# Alfred : passer au PowerPack ?



## Steevo55 (15 Décembre 2012)

Bonjour,

Je viens d'installer il y a peu Alfred, et j'ai été plutôt bluffé.
J'hésite à passer sur la version PowerPack, concrètement qu'apporte-t-elle de plus ?
Quelles utilisations faîtes vous de Alfred histoire que chacun partage ses idées.


----------



## otgl (15 Décembre 2012)

Les avantages du PowerPack sont décrits ici (en anglais):

http://www.alfredapp.com/powerpack/

Mes deux favoris sont "File System Navigation" et "Colour Theming". "Colour Theming" ça veut dire que tu peux choisir les couleurs de l'interface. "File System Navigation" ça veut dire qu'en sélectionnant un fichier ou un dossier dans les résultats, et en appuyant sur la touche Flèche droite, tu peux faire certaines opérations, comme "Révéler dans Finder", "Copier vers...", "Envoyer par e-mail", etc. Pour plus d'info sur "File System Navigation":

http://support.alfredapp.com/kb:list-of-actions


----------



## ToucheDeClavier (10 Janvier 2013)

Tu as : 

Le mini lecteur iTunes (Pas forcément indispensable depuis iTunes 11)
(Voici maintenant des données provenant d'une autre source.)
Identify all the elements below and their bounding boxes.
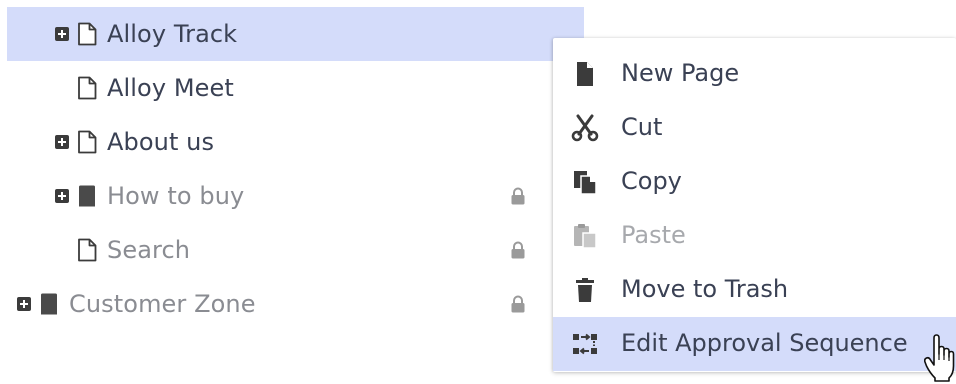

Le système de navigation décrit par Steevo 55

L'historique du presse-papier

Les documents récents

...


Toutes ces fonctionnalités sont intéressantes, aucune d'entre elles n'est réellement indispensable 
Utilise encore Alfred quelques temps, et si tu manques de quelque chose, passe au PowerPack !


----------



## Anonyme (12 Janvier 2013)

Toujours pas compris la nécessite d'Alfred pas rapport à Spotlight


----------